Ao ingressar na máquina pública, a primeira coisa que o corrupto faz é escantear os concursados e nomear amigos para ocupar os principais cargos. Esse quadro de alta rotatividade nos cargos de comando é comum nos ministérios e secretarias estaduais e municipais.
Nos países desenvolvidos a máquina pública é estável — defende o órgão de eventuais aventureiros. No Brasil, é o contrário: os servidores é que se defendem, encostando-se em algum canto para não incomodar os “invasores”. Prevalece um clima de temor em denunciar irregularidades, pois o funcionário sabe que a eventual queda de um urubu só significa que outro irá para seu lugar e o perseguirá. A CPI dos Correios chegou a propor uma legislação que premiasse a denúncia e impedisse prejuízos ao servidor que abrisse o bico. A ideia não foi adiante.
O servidor percebe a inutilidade de se dedicar à sua carreira, de se especializar para melhorar os serviços prestados à população. Ao invés de evoluir com o tempo, a administração pública trilha o caminho contrário: piora a cada ano.

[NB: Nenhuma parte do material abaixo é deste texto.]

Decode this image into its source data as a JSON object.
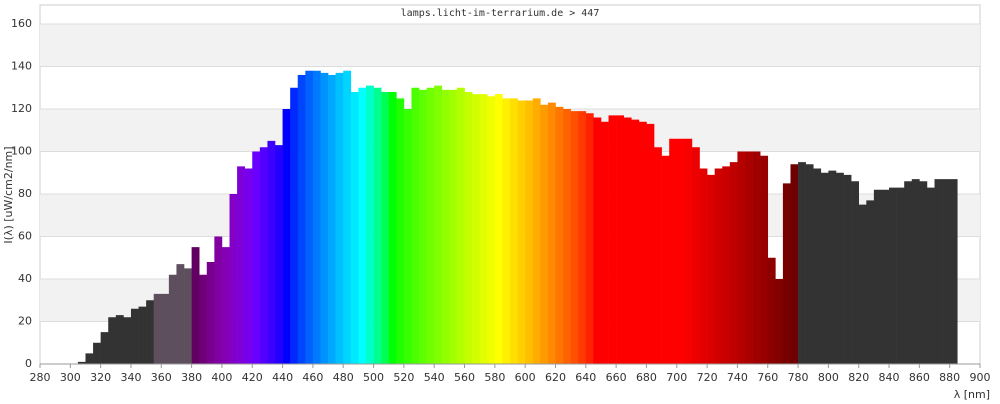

A máquina pública brasileira atingiu tal grau de desestruturação que vigora a completa descrença na sua capacidade de produzir algo de útil. Mesmo que o governante da hora decida que sua reeleição depende de fazer algo que preste em uma área chave, não contará com uma estrutura capaz de realizar sua vontade.

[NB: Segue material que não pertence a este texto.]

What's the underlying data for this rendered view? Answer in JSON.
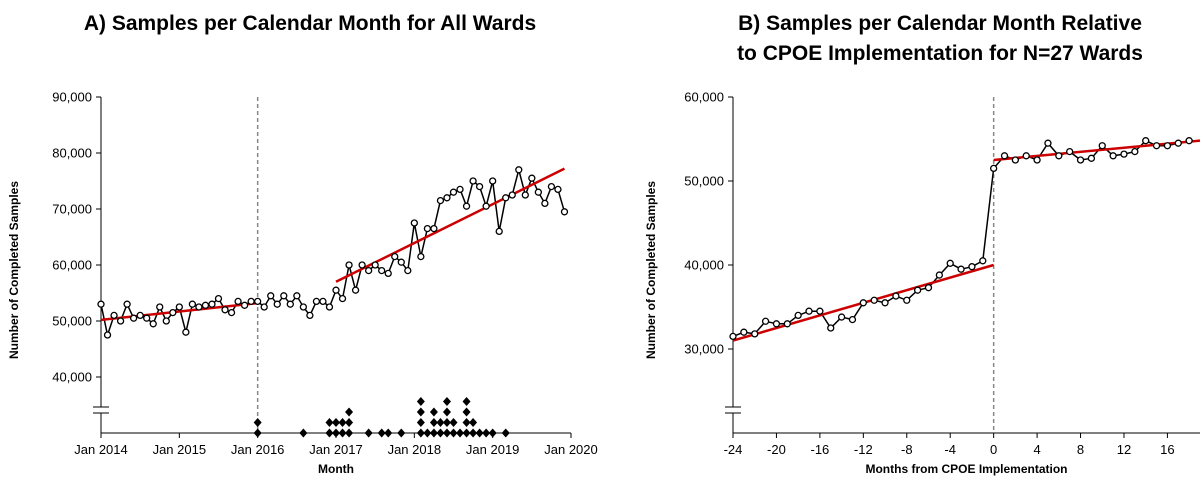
{
  "chart_data": [
    {
      "type": "line",
      "title": [
        "A) Samples per Calendar Month for All Wards"
      ],
      "x_label": "Month",
      "y_label": "Number of Completed Samples",
      "x_is_month": true,
      "xlim": [
        "2014-01",
        "2020-01"
      ],
      "xticks": [
        {
          "value": "2014-01",
          "label": "Jan 2014"
        },
        {
          "value": "2015-01",
          "label": "Jan 2015"
        },
        {
          "value": "2016-01",
          "label": "Jan 2016"
        },
        {
          "value": "2017-01",
          "label": "Jan 2017"
        },
        {
          "value": "2018-01",
          "label": "Jan 2018"
        },
        {
          "value": "2019-01",
          "label": "Jan 2019"
        },
        {
          "value": "2020-01",
          "label": "Jan 2020"
        }
      ],
      "ylim": [
        30000,
        90000
      ],
      "yticks": [
        {
          "value": 40000,
          "label": "40,000"
        },
        {
          "value": 50000,
          "label": "50,000"
        },
        {
          "value": 60000,
          "label": "60,000"
        },
        {
          "value": 70000,
          "label": "70,000"
        },
        {
          "value": 80000,
          "label": "80,000"
        },
        {
          "value": 90000,
          "label": "90,000"
        }
      ],
      "vline": "2016-01",
      "x": [
        "2014-01",
        "2014-02",
        "2014-03",
        "2014-04",
        "2014-05",
        "2014-06",
        "2014-07",
        "2014-08",
        "2014-09",
        "2014-10",
        "2014-11",
        "2014-12",
        "2015-01",
        "2015-02",
        "2015-03",
        "2015-04",
        "2015-05",
        "2015-06",
        "2015-07",
        "2015-08",
        "2015-09",
        "2015-10",
        "2015-11",
        "2015-12",
        "2016-01",
        "2016-02",
        "2016-03",
        "2016-04",
        "2016-05",
        "2016-06",
        "2016-07",
        "2016-08",
        "2016-09",
        "2016-10",
        "2016-11",
        "2016-12",
        "2017-01",
        "2017-02",
        "2017-03",
        "2017-04",
        "2017-05",
        "2017-06",
        "2017-07",
        "2017-08",
        "2017-09",
        "2017-10",
        "2017-11",
        "2017-12",
        "2018-01",
        "2018-02",
        "2018-03",
        "2018-04",
        "2018-05",
        "2018-06",
        "2018-07",
        "2018-08",
        "2018-09",
        "2018-10",
        "2018-11",
        "2018-12",
        "2019-01",
        "2019-02",
        "2019-03",
        "2019-04",
        "2019-05",
        "2019-06",
        "2019-07",
        "2019-08",
        "2019-09",
        "2019-10",
        "2019-11",
        "2019-12"
      ],
      "series": [
        {
          "color": "#000000",
          "values": [
            53000,
            47500,
            51000,
            50000,
            53000,
            50500,
            51000,
            50500,
            49500,
            52500,
            50000,
            51500,
            52500,
            48000,
            53000,
            52500,
            52800,
            53000,
            54000,
            52000,
            51500,
            53500,
            52800,
            53500,
            53500,
            52500,
            54500,
            53000,
            54500,
            53000,
            54500,
            52500,
            51000,
            53500,
            53500,
            52500,
            55500,
            54000,
            60000,
            55500,
            60000,
            59000,
            60000,
            59000,
            58500,
            61500,
            60500,
            59000,
            67500,
            61500,
            66500,
            66500,
            71500,
            72000,
            73000,
            73500,
            70500,
            75000,
            74000,
            70500,
            75000,
            66000,
            72000,
            72500,
            77000,
            72500,
            75500,
            73000,
            71000,
            74000,
            73500,
            69500
          ]
        }
      ],
      "trend_lines": [
        {
          "color": "#cc0000",
          "x": [
            "2014-01",
            "2016-01"
          ],
          "values": [
            50200,
            53200
          ]
        },
        {
          "color": "#cc0000",
          "x": [
            "2017-01",
            "2019-12"
          ],
          "values": [
            57000,
            77200
          ]
        }
      ],
      "implementations": {
        "x": [
          "2016-01",
          "2016-08",
          "2016-12",
          "2017-01",
          "2017-02",
          "2017-03",
          "2017-06",
          "2017-08",
          "2017-09",
          "2017-11",
          "2018-02",
          "2018-03",
          "2018-04",
          "2018-05",
          "2018-06",
          "2018-07",
          "2018-08",
          "2018-09",
          "2018-10",
          "2018-11",
          "2018-12",
          "2019-01",
          "2019-03"
        ],
        "counts": [
          2,
          1,
          2,
          2,
          2,
          3,
          1,
          1,
          1,
          1,
          4,
          1,
          3,
          2,
          4,
          2,
          1,
          4,
          2,
          1,
          1,
          1,
          1
        ]
      }
    },
    {
      "type": "line",
      "title": [
        "B) Samples per Calendar Month Relative",
        "to CPOE Implementation for N=27 Wards"
      ],
      "x_label": "Months from CPOE Implementation",
      "y_label": "Number of Completed Samples",
      "x_is_month": false,
      "xlim": [
        -24,
        19
      ],
      "xticks": [
        -24,
        -20,
        -16,
        -12,
        -8,
        -4,
        0,
        4,
        8,
        12,
        16
      ],
      "ylim": [
        20000,
        60000
      ],
      "yticks": [
        {
          "value": 30000,
          "label": "30,000"
        },
        {
          "value": 40000,
          "label": "40,000"
        },
        {
          "value": 50000,
          "label": "50,000"
        },
        {
          "value": 60000,
          "label": "60,000"
        }
      ],
      "vline": 0,
      "x": [
        -24,
        -23,
        -22,
        -21,
        -20,
        -19,
        -18,
        -17,
        -16,
        -15,
        -14,
        -13,
        -12,
        -11,
        -10,
        -9,
        -8,
        -7,
        -6,
        -5,
        -4,
        -3,
        -2,
        -1,
        0,
        1,
        2,
        3,
        4,
        5,
        6,
        7,
        8,
        9,
        10,
        11,
        12,
        13,
        14,
        15,
        16,
        17,
        18
      ],
      "series": [
        {
          "color": "#000000",
          "values": [
            31500,
            32000,
            31800,
            33300,
            33000,
            33000,
            34000,
            34500,
            34500,
            32500,
            33800,
            33500,
            35500,
            35800,
            35500,
            36300,
            35800,
            37000,
            37300,
            38800,
            40200,
            39500,
            39800,
            40500,
            51500,
            53000,
            52500,
            53000,
            52500,
            54500,
            53000,
            53500,
            52500,
            52700,
            54200,
            53000,
            53200,
            53500,
            54800,
            54200,
            54200,
            54500,
            54800
          ]
        }
      ],
      "trend_lines": [
        {
          "color": "#cc0000",
          "x": [
            -24,
            0
          ],
          "values": [
            31000,
            40000
          ]
        },
        {
          "color": "#cc0000",
          "x": [
            0,
            19
          ],
          "values": [
            52500,
            54800
          ]
        }
      ]
    }
  ]
}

E é aí que surge a solução miraculosa: privatizar tudo. Estradas, hospitais, aeroportos, telefonia, banda larga — tudo foi ou vai ser privatizado por conta da incompetência do Estado. Com o pretexto da Copa do Mundo, fala-se até mesmo em privatizar a segurança pública. Note-se que estamos em um governo do PT, partido que se dizia radicalmente contra as privatizações.
E tudo vai continuar sendo privatizado da pior forma possível. Fosse o Brasil um país capitalista, o caminho de qualquer privatização passaria pela abertura de capital e venda de ações em Bolsa, dando oportunidade a todos os brasileiros de participar do negócio que envolve o seu patrimônio, o patrimônio público.
Ainda assim, se privatização resolvesse o problema, seria ótimo. Mas não é isso o que assistimos. São de péssima qualidade ou muito caros todos os serviços que são concessões públicas, como estradas, portos, bancos, banda larga e canais de TV a cabo. Repito: o governo atual está planejando incluir na lista hospitais, aeroportos e até a segurança pública.
Na área social não é diferente. Incapaz e capaz de tudo, o governo privatiza R$10 bilhões por ano com ONGs, a pretexto de executar políticas sociais, usando a desculpa de que o Estado não tem máquina pública para fazer coisa alguma.
Não há um só ministro, desses 38, que ocupe o cargo em função de sua experiência e capacidade técnica. Não há um único que ocupou o cargo e se espantou com o estado lastimável da máquina pública.
Governar significa administrar. E para administrar é preciso ter uma máquina pública eficiente e estável. É preciso estatizar o governo brasileiro.

MARCO POLO RIOS SIMÕES é servidor público, auditor do Tribunal de Contas da União.